April 26, 2013 by E.
Last night, I came home to find this note on the counter:
For those of you who aren’t as adept at deciphering the “A. scrawl” as I am, the note details the long list of housework he accomplished that day. Due to a cancelled conference, A. spent yesterday working from home. When he finished all his client-related deliverables, instead of using the rest of the afternoon to eat ice cream on the couch and catch up on Duck Dynasty episodes (which, undoubtedly, is how I would have occupied the time), he essentially scrubbed our entire apartment.

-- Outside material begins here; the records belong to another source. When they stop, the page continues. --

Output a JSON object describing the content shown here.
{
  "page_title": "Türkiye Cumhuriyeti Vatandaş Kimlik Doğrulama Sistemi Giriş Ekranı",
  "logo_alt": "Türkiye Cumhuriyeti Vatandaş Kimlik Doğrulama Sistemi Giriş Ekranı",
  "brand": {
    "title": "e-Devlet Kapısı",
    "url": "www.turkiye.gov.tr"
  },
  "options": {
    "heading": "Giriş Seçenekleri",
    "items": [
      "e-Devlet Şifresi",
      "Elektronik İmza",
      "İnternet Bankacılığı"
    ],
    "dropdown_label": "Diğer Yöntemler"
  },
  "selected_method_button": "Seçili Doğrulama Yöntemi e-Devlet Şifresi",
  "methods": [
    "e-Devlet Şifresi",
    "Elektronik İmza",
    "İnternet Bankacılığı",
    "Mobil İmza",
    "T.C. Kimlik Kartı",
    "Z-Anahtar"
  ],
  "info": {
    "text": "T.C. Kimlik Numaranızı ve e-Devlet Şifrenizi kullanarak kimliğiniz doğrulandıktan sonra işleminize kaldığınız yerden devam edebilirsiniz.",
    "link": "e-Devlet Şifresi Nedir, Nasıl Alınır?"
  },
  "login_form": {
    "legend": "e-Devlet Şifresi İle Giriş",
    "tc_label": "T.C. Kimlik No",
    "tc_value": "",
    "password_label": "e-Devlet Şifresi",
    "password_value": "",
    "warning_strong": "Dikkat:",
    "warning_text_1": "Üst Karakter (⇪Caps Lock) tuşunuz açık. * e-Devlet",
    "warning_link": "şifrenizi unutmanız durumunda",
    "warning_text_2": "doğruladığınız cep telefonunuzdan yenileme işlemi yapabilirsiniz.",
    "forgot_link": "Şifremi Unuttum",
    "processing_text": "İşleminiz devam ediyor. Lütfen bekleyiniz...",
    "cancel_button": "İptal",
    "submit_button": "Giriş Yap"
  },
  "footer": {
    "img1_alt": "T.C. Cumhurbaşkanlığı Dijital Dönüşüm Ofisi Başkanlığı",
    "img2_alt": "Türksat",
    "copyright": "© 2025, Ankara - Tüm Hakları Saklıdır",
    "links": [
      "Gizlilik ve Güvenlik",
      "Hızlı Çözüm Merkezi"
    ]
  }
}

Dishes, done. Even the pot I used to make my breakfast, with caked on oatmeal because I didn’t add quite enough almond milk.
Bathroom, sanitized. Even the tub and toilet, which now smell like Fresh Evergreen and sparkle like rhinestones.
Kitchen floors, clean enough to eat off. (Although let’s be honest, I’d never do this because no amount of scientific research can assure me of the validity of the “five-second rule” – unless I drop something I really want to eat.). But nevertheless, they were spotless.
Laundry, folded. Even my underwear. Yes, I fold my underwear. We’ve already covered the extent of my OCD tendencies. Let’s all agree to accept it and move on.
A. did all of these things, without any help or suggestions from me. He did them not because he had to, and not because he wanted to, but because he loves me. Because he knows me better than almost anyone else and knows how much I appreciate a clean house.
Similarity, I know how much he appreciates a good blow job from his lingerie-clad fiancé.
Which brings me to the second part of the title.
It’s important. A. still remembers the first lacy, white, baby doll style nighty I wore for him two years ago. Considering this is a man who forgets where he puts his house keys, loses hundreds of dollars in cash, and occasionally wears his boxers inside-out, I’m claiming lingerie, for the win.
The right kind of lingerie, at least for me, is soft enough to sleep in, yet naughty enough for sex. It’s tremendously flattering, and perfect for donning after a dinner date where I may have eaten a little too much but am still feeling frisky. It provides a huge confidence boost, kind of like those sky-high pumps in my closet that I never wear unless A. promises we can cab there and back and the restaurant is situated less than 15 steps from the curb. According to A., “no matter what you do, sex with lingerie is better than sex without”, (although pretty much any sex is good sex).
To sum it up, the sexiest man is a man who cares for you. If he’s willing to scrub a dirty toilet to make you happy, he’s probably a keeper. And you should probably give him some lovin’ in return.